No less valuable, however, is his consistent inclusion of Judaism within the orthodoxy he espouses. Without trace of that supersessionism which has bedevilled the church and therein excoriated the Jewish people, Oden’s exquisite attention to scripture finds him admitting the place of Israel as Israel in God’s economy concerning church and world. Judaism, having awakened too from its modernistic miasma, is recovering its identity in scripture and the rabbinic tradition forged coincidentally in the Patristic era. Never discounting the uniqueness of Jesus Christ, Oden is glad to say that through the Nazarene, Gentiles have been brought into the faith of God’s covenant with Israel, there being only one covenant (albeit renewed in Christ) as surely as there is only one God. In all of this Oden remains convinced that Jews, no less than the church, have something decisive at stake in the recovery of classic Christianity, even as Christians have as much at stake in the recovery of classic Yiddishkeit.

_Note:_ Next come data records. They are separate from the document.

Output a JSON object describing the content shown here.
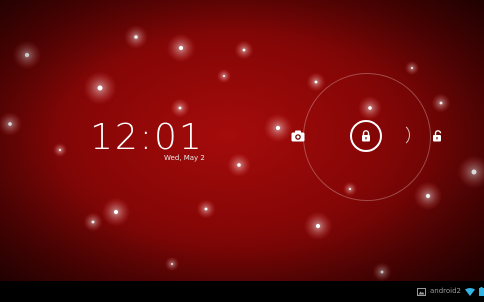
{
  "lockscreen": {
    "time": "12:01",
    "date": "Wed, May 2"
  },
  "targets": {
    "camera_icon": "camera-icon",
    "lock_icon": "lock-icon",
    "unlock_icon": "unlock-icon"
  },
  "status_bar": {
    "label": "android2",
    "icons": [
      "gallery-icon",
      "wifi-icon",
      "battery-icon"
    ]
  },
  "colors": {
    "background": "#860606",
    "accent": "#ffffff",
    "status_icon": "#33b5e5"
  }
}
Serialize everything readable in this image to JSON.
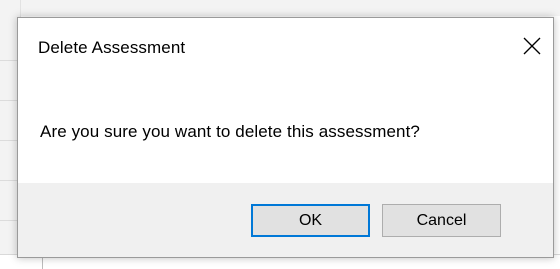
{
  "dialog": {
    "title": "Delete Assessment",
    "message": "Are you sure you want to delete this assessment?",
    "close_icon": "close-icon",
    "buttons": {
      "ok_label": "OK",
      "cancel_label": "Cancel"
    },
    "colors": {
      "focus_border": "#0078d7",
      "footer_bg": "#f0f0f0",
      "button_bg": "#e1e1e1"
    }
  }
}
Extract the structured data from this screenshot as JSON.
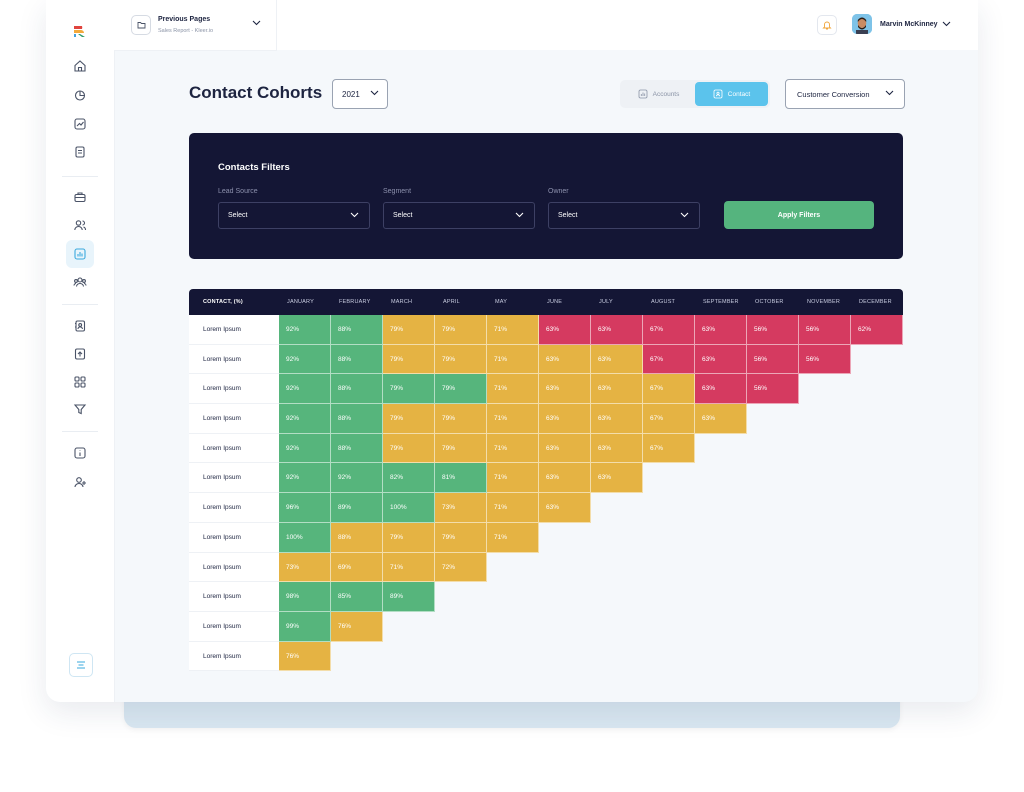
{
  "topbar": {
    "previous_pages_title": "Previous Pages",
    "previous_pages_sub": "Sales Report - Kleer.io",
    "user_name": "Marvin McKinney"
  },
  "page": {
    "title": "Contact Cohorts",
    "year": "2021",
    "toggle": {
      "accounts": "Accounts",
      "contact": "Contact",
      "active": "contact"
    },
    "conversion_select": "Customer Conversion"
  },
  "filters": {
    "title": "Contacts Filters",
    "lead_source_label": "Lead Source",
    "lead_source_value": "Select",
    "segment_label": "Segment",
    "segment_value": "Select",
    "owner_label": "Owner",
    "owner_value": "Select",
    "apply_label": "Apply Filters"
  },
  "table": {
    "header_first": "CONTACT, (%)",
    "months": [
      "JANUARY",
      "FEBRUARY",
      "MARCH",
      "APRIL",
      "MAY",
      "JUNE",
      "JULY",
      "AUGUST",
      "SEPTEMBER",
      "OCTOBER",
      "NOVEMBER",
      "DECEMBER"
    ],
    "rows": [
      {
        "label": "Lorem Ipsum",
        "cells": [
          [
            "92%",
            "g"
          ],
          [
            "88%",
            "g"
          ],
          [
            "79%",
            "y"
          ],
          [
            "79%",
            "y"
          ],
          [
            "71%",
            "y"
          ],
          [
            "63%",
            "r"
          ],
          [
            "63%",
            "r"
          ],
          [
            "67%",
            "r"
          ],
          [
            "63%",
            "r"
          ],
          [
            "56%",
            "r"
          ],
          [
            "56%",
            "r"
          ],
          [
            "62%",
            "r"
          ]
        ]
      },
      {
        "label": "Lorem Ipsum",
        "cells": [
          [
            "92%",
            "g"
          ],
          [
            "88%",
            "g"
          ],
          [
            "79%",
            "y"
          ],
          [
            "79%",
            "y"
          ],
          [
            "71%",
            "y"
          ],
          [
            "63%",
            "y"
          ],
          [
            "63%",
            "y"
          ],
          [
            "67%",
            "r"
          ],
          [
            "63%",
            "r"
          ],
          [
            "56%",
            "r"
          ],
          [
            "56%",
            "r"
          ]
        ]
      },
      {
        "label": "Lorem Ipsum",
        "cells": [
          [
            "92%",
            "g"
          ],
          [
            "88%",
            "g"
          ],
          [
            "79%",
            "g"
          ],
          [
            "79%",
            "g"
          ],
          [
            "71%",
            "y"
          ],
          [
            "63%",
            "y"
          ],
          [
            "63%",
            "y"
          ],
          [
            "67%",
            "y"
          ],
          [
            "63%",
            "r"
          ],
          [
            "56%",
            "r"
          ]
        ]
      },
      {
        "label": "Lorem Ipsum",
        "cells": [
          [
            "92%",
            "g"
          ],
          [
            "88%",
            "g"
          ],
          [
            "79%",
            "y"
          ],
          [
            "79%",
            "y"
          ],
          [
            "71%",
            "y"
          ],
          [
            "63%",
            "y"
          ],
          [
            "63%",
            "y"
          ],
          [
            "67%",
            "y"
          ],
          [
            "63%",
            "y"
          ]
        ]
      },
      {
        "label": "Lorem Ipsum",
        "cells": [
          [
            "92%",
            "g"
          ],
          [
            "88%",
            "g"
          ],
          [
            "79%",
            "y"
          ],
          [
            "79%",
            "y"
          ],
          [
            "71%",
            "y"
          ],
          [
            "63%",
            "y"
          ],
          [
            "63%",
            "y"
          ],
          [
            "67%",
            "y"
          ]
        ]
      },
      {
        "label": "Lorem Ipsum",
        "cells": [
          [
            "92%",
            "g"
          ],
          [
            "92%",
            "g"
          ],
          [
            "82%",
            "g"
          ],
          [
            "81%",
            "g"
          ],
          [
            "71%",
            "y"
          ],
          [
            "63%",
            "y"
          ],
          [
            "63%",
            "y"
          ]
        ]
      },
      {
        "label": "Lorem Ipsum",
        "cells": [
          [
            "96%",
            "g"
          ],
          [
            "89%",
            "g"
          ],
          [
            "100%",
            "g"
          ],
          [
            "73%",
            "y"
          ],
          [
            "71%",
            "y"
          ],
          [
            "63%",
            "y"
          ]
        ]
      },
      {
        "label": "Lorem Ipsum",
        "cells": [
          [
            "100%",
            "g"
          ],
          [
            "88%",
            "y"
          ],
          [
            "79%",
            "y"
          ],
          [
            "79%",
            "y"
          ],
          [
            "71%",
            "y"
          ]
        ]
      },
      {
        "label": "Lorem Ipsum",
        "cells": [
          [
            "73%",
            "y"
          ],
          [
            "69%",
            "y"
          ],
          [
            "71%",
            "y"
          ],
          [
            "72%",
            "y"
          ]
        ]
      },
      {
        "label": "Lorem Ipsum",
        "cells": [
          [
            "98%",
            "g"
          ],
          [
            "85%",
            "g"
          ],
          [
            "89%",
            "g"
          ]
        ]
      },
      {
        "label": "Lorem Ipsum",
        "cells": [
          [
            "99%",
            "g"
          ],
          [
            "76%",
            "y"
          ]
        ]
      },
      {
        "label": "Lorem Ipsum",
        "cells": [
          [
            "76%",
            "y"
          ]
        ]
      }
    ]
  },
  "colors": {
    "green": "#56b57c",
    "yellow": "#e5b343",
    "red": "#d53a60",
    "navy": "#141635",
    "accent": "#5bc3ec"
  }
}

  Oden’s challenge is as unmistakeable as it is undeniable: “Can classic Christians and confessors of apostolic faith in the mainline churches cooperatively form a plausible accord that effectively resists the apostatizing temptations endemic within the unregenerate mainline?” (p.141) Since the evangelical churches are now seemingly indistinguishable from the mainline in their neglect of long-term memory and in their cultural accommodation, Oden’s question ought to haunt all Christians alike.